Глава 17. ДОРОГА ВЕДЕТ К СТАРИКУ

 

Человек шел по городу и думал. Какие все же чудные эти чужеземцы, зато оказали ему уважение, подумать только, называли сеньором — в насмешку, что ли? Ну точно, в насмешку, однако приятно, никогда прежде ему так не говорили, и кто такие, откуда взялись, что у них за истории,

(— Еще далеко, Мокейме? Сколько еще скакать нам по дорогам, сколько переехать мостов, сколько пересечь ущелий, сколько еще опасностей впереди? Где ты скрываешься, Жералду, где гуляешь ты со своею вольницей? Когда достигнем мы цели?)

от которых нынче вечером будет хохотать-заливаться его Бриоланжа… Может, в первый раз за много лет не станет вопить, что, мол, брат твой слывет дурачком, а жить умеет получше тебя; да так оно и есть, что поделаешь? Нельзя ему, Колбасе, в море, он и на Тежу-то не может смотреть — сразу мутить начинает. Потому король и назначил его тюремщиком в Аль-Ужбуне, да и в Гимарайнше была та же служба. «Тебя и дозорным на башню не поставишь, — говаривал Афонсу Энрикеш, — ты глянешь вниз и помрешь со страху». Да только это не страх, и не трус он вовсе. Король должен знать, какой он храбрый воин… Когда брали Аль-Ужбуну, за чужие спины не прятался. Но от высоты и на море ему делается нехорошо, на такой службе он бы пропал. А в тюрьме работа спокойная, не тошнит, можно и соснуть иногда,

(— Потерпи, дочка, отыщем мы этого человека. В горах прячется он со своими людьми, но мы его непременно встретим. Отважен Жералду. Он рассорился с королем, но не верь тому, что болтают о предательстве Бесстрашного. Голову отдам на отсечение, что не променяет он родную землю ни на что на свете!)

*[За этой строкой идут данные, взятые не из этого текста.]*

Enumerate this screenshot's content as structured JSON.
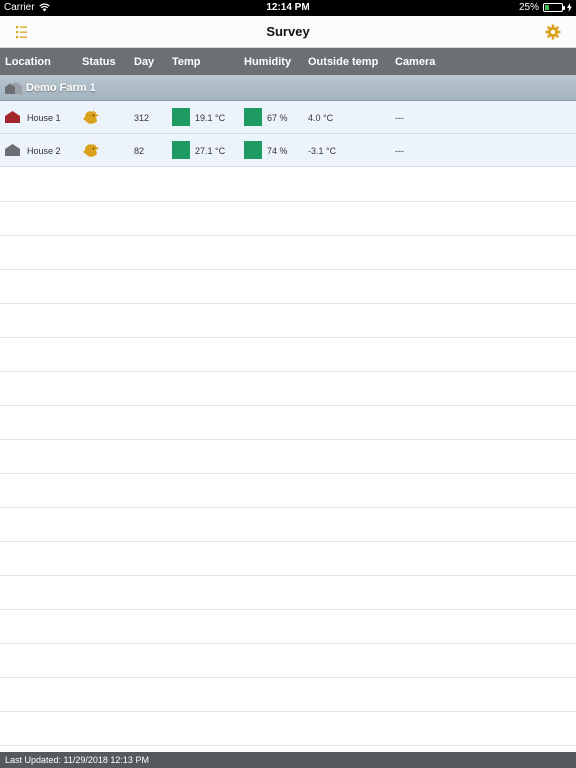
{
  "status_bar": {
    "carrier": "Carrier",
    "time": "12:14 PM",
    "battery": "25%",
    "battery_level": 0.25
  },
  "nav": {
    "title": "Survey",
    "menu_icon": "list-icon",
    "settings_icon": "gear-icon",
    "accent_color": "#d9a21c"
  },
  "table": {
    "columns": [
      "Location",
      "Status",
      "Day",
      "Temp",
      "Humidity",
      "Outside temp",
      "Camera"
    ],
    "group": {
      "label": "Demo Farm 1",
      "icon": "barn-icon"
    },
    "rows": [
      {
        "location": "House 1",
        "location_icon": "house-icon",
        "location_color": "#a4262c",
        "status_icon": "chicken-icon",
        "day": "312",
        "temp": "19.1 °C",
        "temp_color": "#1f9a63",
        "humidity": "67 %",
        "humidity_color": "#1f9a63",
        "outside_temp": "4.0 °C",
        "camera": "---"
      },
      {
        "location": "House 2",
        "location_icon": "house-icon",
        "location_color": "#6b6e72",
        "status_icon": "chicken-icon",
        "day": "82",
        "temp": "27.1 °C",
        "temp_color": "#1f9a63",
        "humidity": "74 %",
        "humidity_color": "#1f9a63",
        "outside_temp": "-3.1 °C",
        "camera": "---"
      }
    ]
  },
  "footer": {
    "last_updated": "Last Updated: 11/29/2018 12:13 PM"
  }
}
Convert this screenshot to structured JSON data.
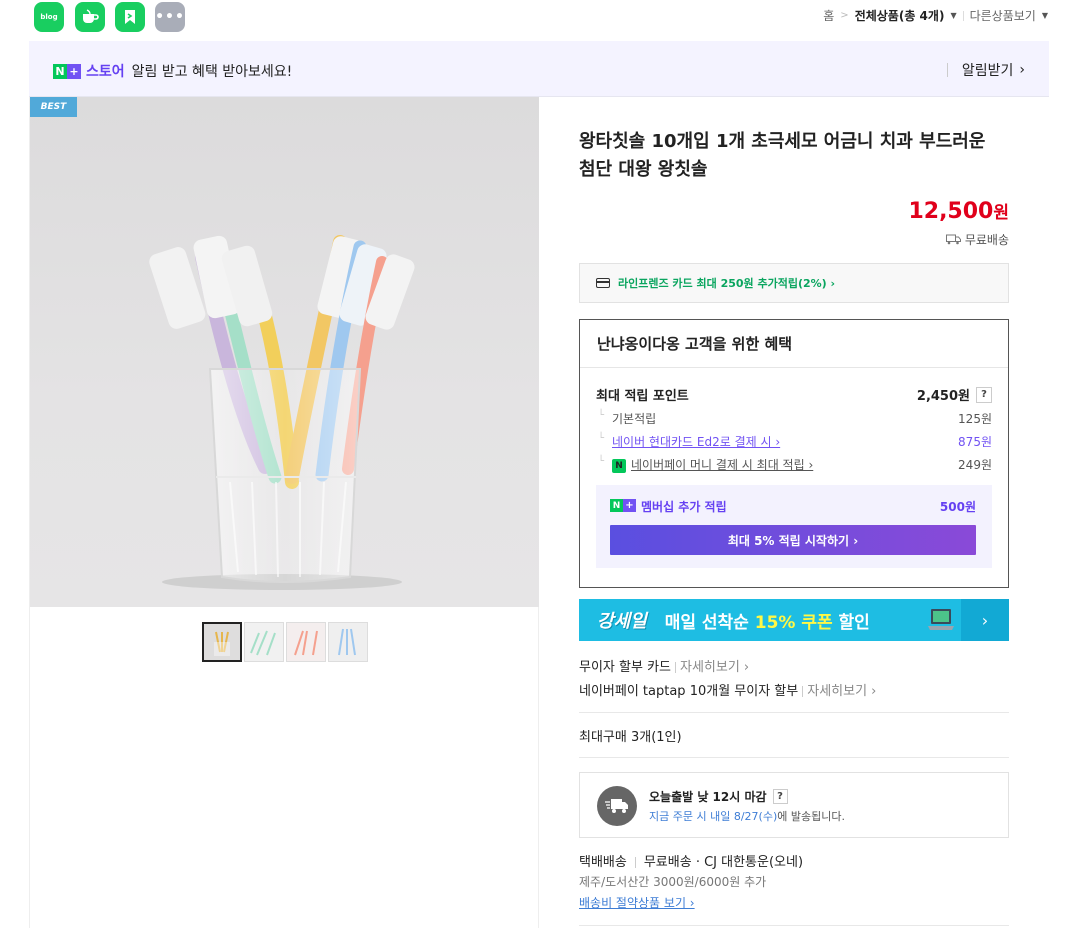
{
  "topbar": {
    "apps": [
      {
        "name": "blog",
        "label": "blog"
      },
      {
        "name": "cafe",
        "label": ""
      },
      {
        "name": "bookmark",
        "label": ""
      },
      {
        "name": "more",
        "label": "•••"
      }
    ],
    "breadcrumb": {
      "home": "홈",
      "category": "전체상품(총 4개)",
      "other": "다른상품보기"
    }
  },
  "banner": {
    "store_label": "스토어",
    "message": "알림 받고 혜택 받아보세요!",
    "alarm_label": "알림받기"
  },
  "gallery": {
    "badge": "BEST",
    "thumb_count": 4
  },
  "product": {
    "title_line1": "왕타칫솔 10개입 1개 초극세모 어금니 치과 부드러운",
    "title_line2": "첨단 대왕 왕칫솔",
    "price": "12,500",
    "price_unit": "원",
    "shipping": "무료배송"
  },
  "card_promo": {
    "text": "라인프렌즈 카드 최대 250원 추가적립(2%) ›"
  },
  "benefit": {
    "heading": "난냐옹이다옹 고객을 위한 혜택",
    "max_points_label": "최대 적립 포인트",
    "max_points_value": "2,450원",
    "rows": [
      {
        "label": "기본적립",
        "value": "125원"
      },
      {
        "label": "네이버 현대카드 Ed2로 결제 시 ›",
        "value": "875원"
      },
      {
        "label": "네이버페이 머니 결제 시 최대 적립 ›",
        "value": "249원"
      }
    ],
    "membership_label": "멤버십 추가 적립",
    "membership_value": "500원",
    "membership_button": "최대 5% 적립 시작하기 ›"
  },
  "sale_banner": {
    "logo": "강세일",
    "text_pre": "매일 선착순 ",
    "text_highlight": "15% 쿠폰",
    "text_post": " 할인",
    "arrow": "›"
  },
  "installments": [
    {
      "label": "무이자 할부 카드",
      "link": "자세히보기 ›"
    },
    {
      "label": "네이버페이 taptap 10개월 무이자 할부",
      "link": "자세히보기 ›"
    }
  ],
  "purchase_limit": "최대구매 3개(1인)",
  "delivery": {
    "title": "오늘출발 낮 12시 마감",
    "help": "?",
    "sub_blue": "지금 주문 시 내일 8/27(수)",
    "sub_rest": "에 발송됩니다."
  },
  "shipping_info": {
    "method": "택배배송",
    "fee": "무료배송 · CJ 대한통운(오네)",
    "extra": "제주/도서산간 3000원/6000원 추가",
    "saving_link": "배송비 절약상품 보기 ›"
  },
  "colors": {
    "accent_red": "#e0001b",
    "naver_green": "#03c75a",
    "naver_purple": "#7152f3",
    "sale_blue": "#1ebde3"
  }
}
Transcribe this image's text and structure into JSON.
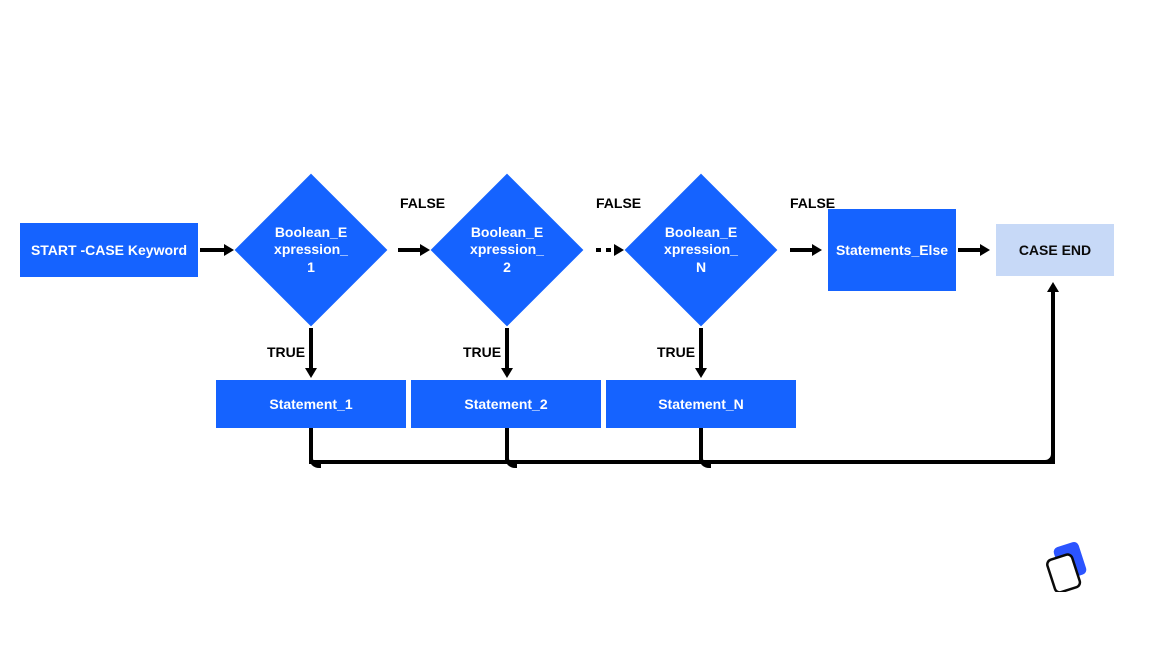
{
  "diagram": {
    "start": "START -CASE Keyword",
    "end": "CASE END",
    "false_label": "FALSE",
    "true_label": "TRUE",
    "decisions": [
      {
        "label": "Boolean_Expression_1"
      },
      {
        "label": "Boolean_Expression_2"
      },
      {
        "label": "Boolean_Expression_N"
      }
    ],
    "statements": [
      "Statement_1",
      "Statement_2",
      "Statement_N"
    ],
    "else_stmt": "Statements_Else"
  },
  "colors": {
    "primary": "#1563ff",
    "end_bg": "#c7d9f7"
  }
}
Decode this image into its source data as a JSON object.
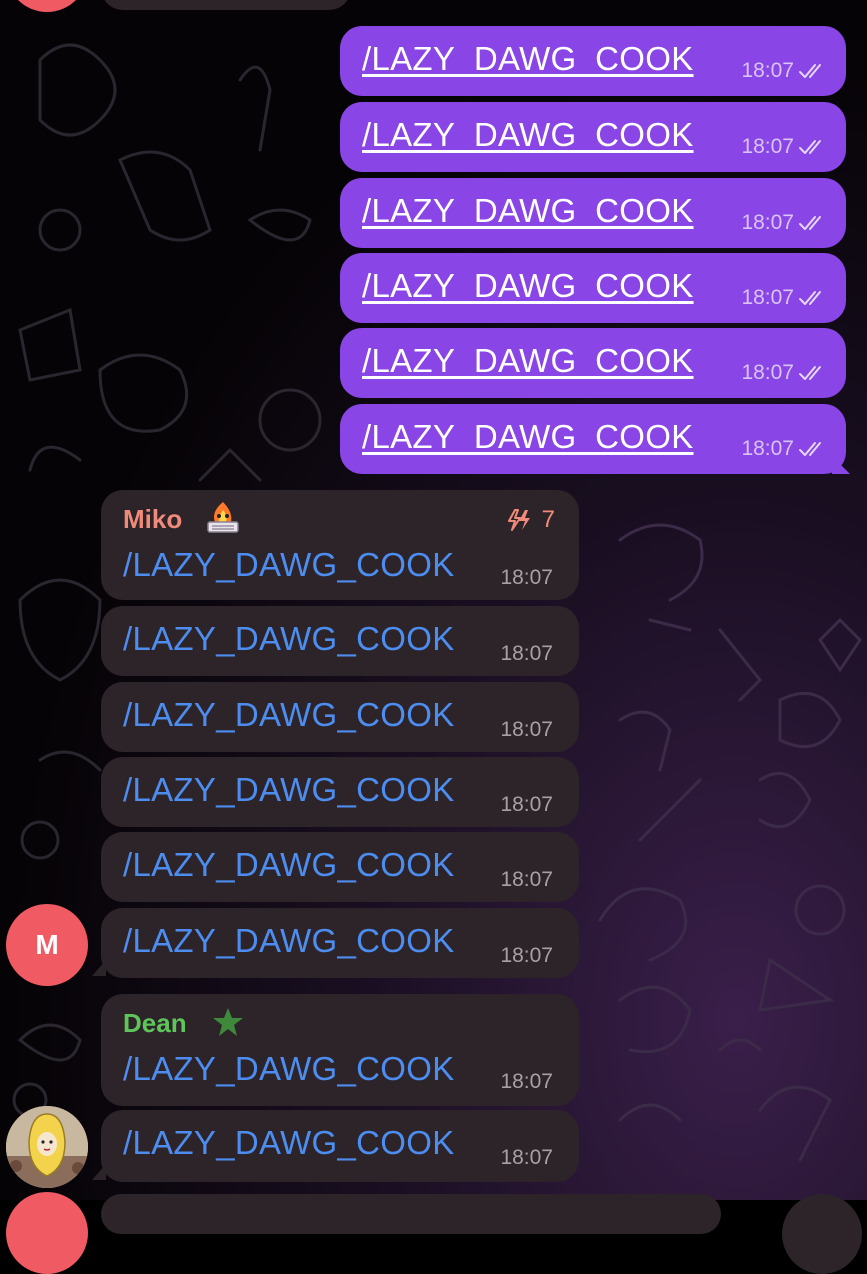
{
  "outgoing": [
    {
      "text": "/LAZY_DAWG_COOK",
      "time": "18:07"
    },
    {
      "text": "/LAZY_DAWG_COOK",
      "time": "18:07"
    },
    {
      "text": "/LAZY_DAWG_COOK",
      "time": "18:07"
    },
    {
      "text": "/LAZY_DAWG_COOK",
      "time": "18:07"
    },
    {
      "text": "/LAZY_DAWG_COOK",
      "time": "18:07"
    },
    {
      "text": "/LAZY_DAWG_COOK",
      "time": "18:07"
    }
  ],
  "miko": {
    "name": "Miko",
    "name_color": "#f08a7a",
    "boost_count": "7",
    "avatar_letter": "M",
    "avatar_color": "#ef5a63",
    "messages": [
      {
        "text": "/LAZY_DAWG_COOK",
        "time": "18:07"
      },
      {
        "text": "/LAZY_DAWG_COOK",
        "time": "18:07"
      },
      {
        "text": "/LAZY_DAWG_COOK",
        "time": "18:07"
      },
      {
        "text": "/LAZY_DAWG_COOK",
        "time": "18:07"
      },
      {
        "text": "/LAZY_DAWG_COOK",
        "time": "18:07"
      },
      {
        "text": "/LAZY_DAWG_COOK",
        "time": "18:07"
      }
    ]
  },
  "dean": {
    "name": "Dean",
    "name_color": "#5ec55a",
    "messages": [
      {
        "text": "/LAZY_DAWG_COOK",
        "time": "18:07"
      },
      {
        "text": "/LAZY_DAWG_COOK",
        "time": "18:07"
      }
    ]
  },
  "colors": {
    "outgoing_bubble": "#8a45e6",
    "incoming_bubble": "#2c2429",
    "link": "#4d8df0"
  },
  "icons": {
    "read_receipt": "double-check-icon",
    "boost": "lightning-boost-icon",
    "miko_emoji": "fire-keyboard-emoji-icon",
    "dean_emoji": "star-icon"
  }
}
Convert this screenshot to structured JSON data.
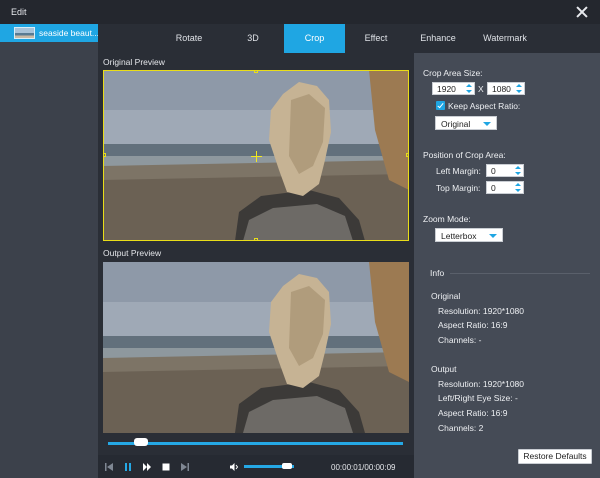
{
  "window": {
    "title": "Edit"
  },
  "sidebar": {
    "files": [
      {
        "name": "seaside beaut..."
      }
    ]
  },
  "tabs": [
    {
      "label": "Rotate",
      "active": false
    },
    {
      "label": "3D",
      "active": false
    },
    {
      "label": "Crop",
      "active": true
    },
    {
      "label": "Effect",
      "active": false
    },
    {
      "label": "Enhance",
      "active": false
    },
    {
      "label": "Watermark",
      "active": false
    }
  ],
  "preview": {
    "original_label": "Original Preview",
    "output_label": "Output Preview"
  },
  "player": {
    "timecode": "00:00:01/00:00:09",
    "progress": 0.11,
    "volume": 0.8,
    "icons": [
      "skip-back-icon",
      "pause-icon",
      "play-forward-icon",
      "stop-icon",
      "skip-forward-icon",
      "volume-icon"
    ]
  },
  "crop": {
    "area_size_label": "Crop Area Size:",
    "width": "1920",
    "separator": "X",
    "height": "1080",
    "keep_aspect_label": "Keep Aspect Ratio:",
    "keep_aspect_checked": true,
    "aspect_value": "Original",
    "position_label": "Position of Crop Area:",
    "left_margin_label": "Left Margin:",
    "left_margin": "0",
    "top_margin_label": "Top Margin:",
    "top_margin": "0",
    "zoom_label": "Zoom Mode:",
    "zoom_value": "Letterbox"
  },
  "info": {
    "heading": "Info",
    "original_heading": "Original",
    "original_resolution": "Resolution: 1920*1080",
    "original_aspect": "Aspect Ratio: 16:9",
    "original_channels": "Channels: -",
    "output_heading": "Output",
    "output_resolution": "Resolution: 1920*1080",
    "output_eye_size": "Left/Right Eye Size: -",
    "output_aspect": "Aspect Ratio: 16:9",
    "output_channels": "Channels: 2"
  },
  "actions": {
    "restore_defaults": "Restore Defaults"
  },
  "colors": {
    "accent": "#1fa6e3",
    "crop_box": "#e9dd19",
    "panel": "#454b56",
    "background": "#2a2e36"
  }
}
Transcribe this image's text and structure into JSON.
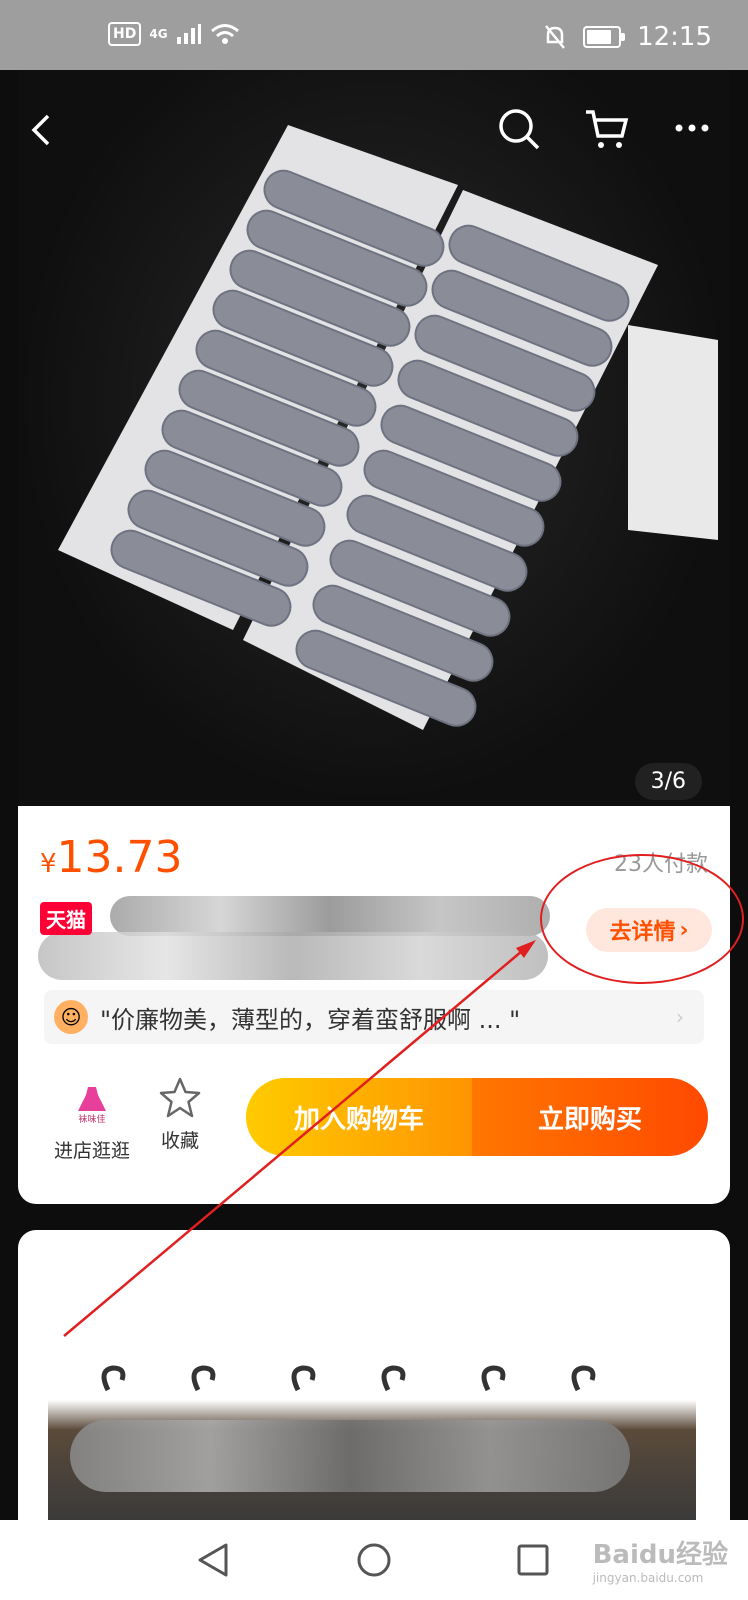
{
  "status_bar": {
    "hd": "HD",
    "signal": "4G",
    "time": "12:15"
  },
  "hero": {
    "counter": "3/6"
  },
  "product": {
    "currency": "¥",
    "price": "13.73",
    "sold": "23人付款",
    "tmall_badge": "天猫",
    "detail_button": "去详情",
    "review": "\"价廉物美，薄型的，穿着蛮舒服啊 ...    \"",
    "shop_logo_text": "袜味佳",
    "shop_label": "进店逛逛",
    "favorite_label": "收藏",
    "add_to_cart": "加入购物车",
    "buy_now": "立即购买"
  },
  "watermark": {
    "brand": "Baidu经验",
    "url": "jingyan.baidu.com"
  },
  "colors": {
    "accent": "#ff5000",
    "tmall": "#ff0036",
    "annotation": "#e02020"
  }
}
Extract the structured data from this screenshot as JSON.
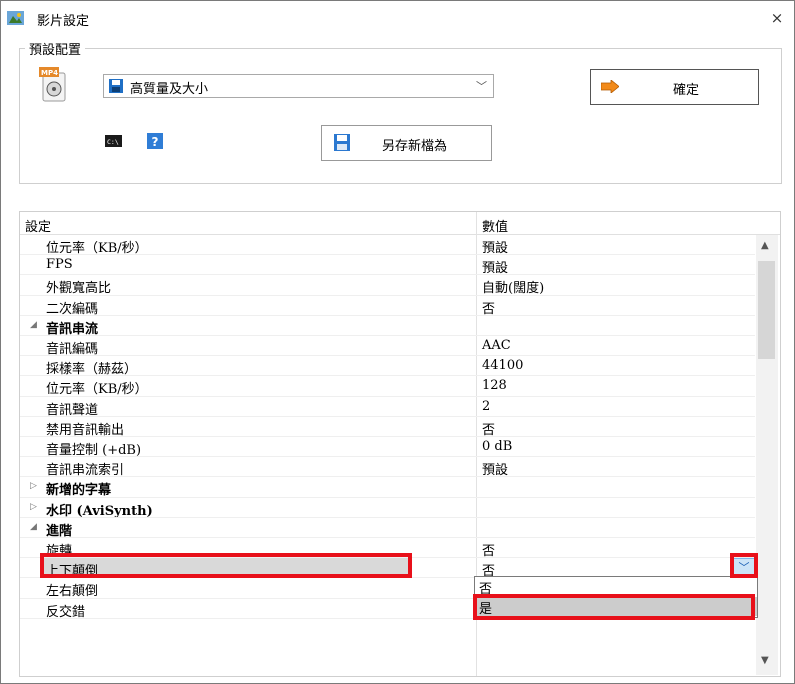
{
  "window": {
    "title": "影片設定",
    "close_glyph": "×"
  },
  "preset": {
    "group_label": "預設配置",
    "format_badge": "MP4",
    "selected": "高質量及大小",
    "confirm_label": "確定",
    "save_as_label": "另存新檔為",
    "cmd_badge": "C:\\",
    "help_glyph": "?"
  },
  "grid": {
    "col_setting": "設定",
    "col_value": "數值",
    "rows": [
      {
        "name": "位元率（KB/秒）",
        "value": "預設"
      },
      {
        "name": "FPS",
        "value": "預設"
      },
      {
        "name": "外觀寬高比",
        "value": "自動(闊度)"
      },
      {
        "name": "二次編碼",
        "value": "否"
      },
      {
        "name": "音訊串流",
        "category": true,
        "expanded": true
      },
      {
        "name": "音訊編碼",
        "value": "AAC"
      },
      {
        "name": "採樣率（赫茲）",
        "value": "44100"
      },
      {
        "name": "位元率（KB/秒）",
        "value": "128"
      },
      {
        "name": "音訊聲道",
        "value": "2"
      },
      {
        "name": "禁用音訊輸出",
        "value": "否"
      },
      {
        "name": "音量控制 (+dB)",
        "value": "0 dB"
      },
      {
        "name": "音訊串流索引",
        "value": "預設"
      },
      {
        "name": "新增的字幕",
        "category": true,
        "expanded": false
      },
      {
        "name": "水印 (AviSynth)",
        "category": true,
        "expanded": false
      },
      {
        "name": "進階",
        "category": true,
        "expanded": true
      },
      {
        "name": "旋轉",
        "value": "否"
      },
      {
        "name": "上下顛倒",
        "value": "否",
        "selected": true
      },
      {
        "name": "左右顛倒",
        "value": ""
      },
      {
        "name": "反交錯",
        "value": ""
      }
    ],
    "dropdown_options": [
      "否",
      "是"
    ],
    "dropdown_highlighted": "是"
  },
  "colors": {
    "highlight_red": "#e8101a",
    "selected_row": "#d9d9d9",
    "dropdown_hover": "#cccccc"
  }
}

а если повезет и посадят в темницу человека знатного, впавшего за что-нибудь в немилость, можно заработать несколько монет за услуги — все же прибавка к заработку, и Бриоланжа не будет ворчать, а улыбнется и скажет: «Ну, муженек, молодец, не прогадал!» И в доме, хоть ненадолго, наступит мир… пока деньги не кончатся. Эх, надо было и этих троих потрясти. Ну, да их истории тоже кое-чего стоят… Придешь домой, сядешь за стол и эдак гордо — ни дать ни взять граф или там кавалер — скажешь: «Знаешь ли ты, что…» А что знаешь-то? Может, вранье все, болтают пустое и дурачатся, как жонглеры на ярмарке. Но раз обещал поговорить с королем, придется выполнять. Дело-то пустяковое, можно и задаром. Да и карманы у них, по всему видать, дырявые. Только бы Бриоланжа не узнала, а то снова раскричится да растарахтится. Вовсе не обязан он все выкладывать ей, во всем отчет давать. А вдруг король и слышать не захочет о чужеземцах? Вдруг они и впрямь страшные преступники и, как услышат про отказ, тут его, Колбасу, и прикончат? Как подумаешь об этом, желудок так и запрыгает, и до того муторно делается, будто не на твердой земле стоишь, а на палубе корабля в открытом море или на сторожевой башне над Тежу.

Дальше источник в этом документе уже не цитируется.